Behind Seth, near the stage right wall, is a tall sculpture workstand with a plaster work-in-progress. A closed door is slightly to its right. Just a few feet away, upstage right, Seth has clamped to a Victorian (crank style) easel, a large black canvas. Painted in the middle of it are two words: DOG BUTTER.

A full moon is becoming more visible as snowflakes begin to peter out in the back window, upstage left. An assortment of half smoked stogies crowd the ashtray stand beside his right elbow. Beyond the ashtray, down stage, Seth's dog has curled up on an oval rug for a nap. The music draws to a close with a lingering, enigmatic vibration, incurred, perhaps, with a soft mallet. Seth (in disgust) tosses liner notes aside, stands up and straightens out his smock with agitated movements as he speaks:

SETH: '. . . a limpid stream in the mountains . . .' my foot! We don't need a story here, thank you. This is music as it is. A pensive little time piece so tactile you can almost reach out and touch it! (Seth bends down, drops record needle at beginning again.) Sparingly, the composer releases a note here, a sound cluster there, at intervals which allow each percussive event a chance to flower in the ear and take shape in the mind's eye. If nothing else, Takemitsu confirms that there is life after Brahms. (Chuckles to himself, picks up his palette and boldly obliterates DOG BUTTER from the canvas with a daub of black paint.)

Seth (with renewed energy) sets out to render in pig-ment the percussionist's murmur of images as they rise and fall across the galaxy of Takemitsu's floating world. Immersed in the music, Seth (impassioned now) attacks the canvas with a riot of color until the only sound we hear coming from the stage is that of his brush against the linen and the record needle rotating at the edge of the label. Seth (reviewing his work) inches backwards toward the turntable and replays the recording.

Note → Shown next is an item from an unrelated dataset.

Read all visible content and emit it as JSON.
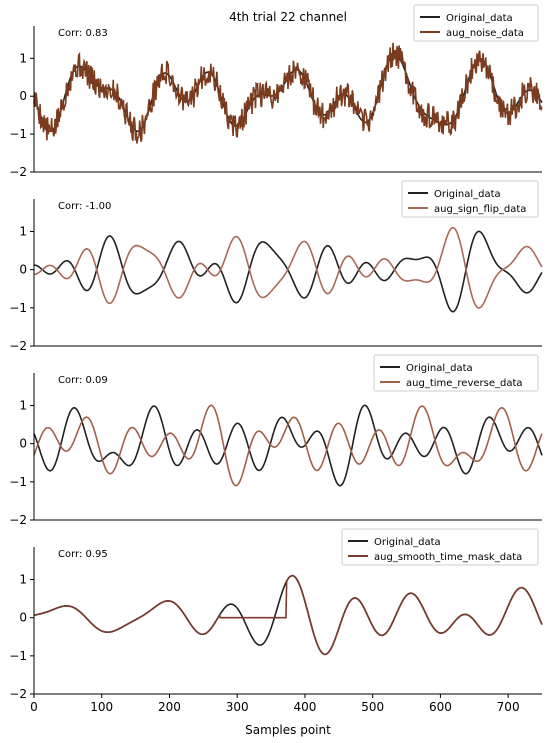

Suddenly a gurge of snowmobiles thunders past and he is drawn to the lunar landscape in the window where he tarries, overwhelmed by the bleak raw beauty of the winter scene. Moments pass. Another snowsledder roars by as he stands there preoccupied. Seth (slowly) returns to his easel, hesitates, and then, with a flourish, scrawls across the canvas:

3 DEAD FLIES AND I
STARE AT THE MOON
IN THE ICE FLOWERS

He surveys this latest addition at a distance before continuing to paint a pale moon rising from the contour of a mountain range under a black and blue sky. The music ends. Seth (spent) plops into the armchair, fishes out a cigar butt and lights up a stickmatch with his thumbnail. He tilts back to gaze up at a reek of blue haze curling into the flies as the lights fade. Curtain.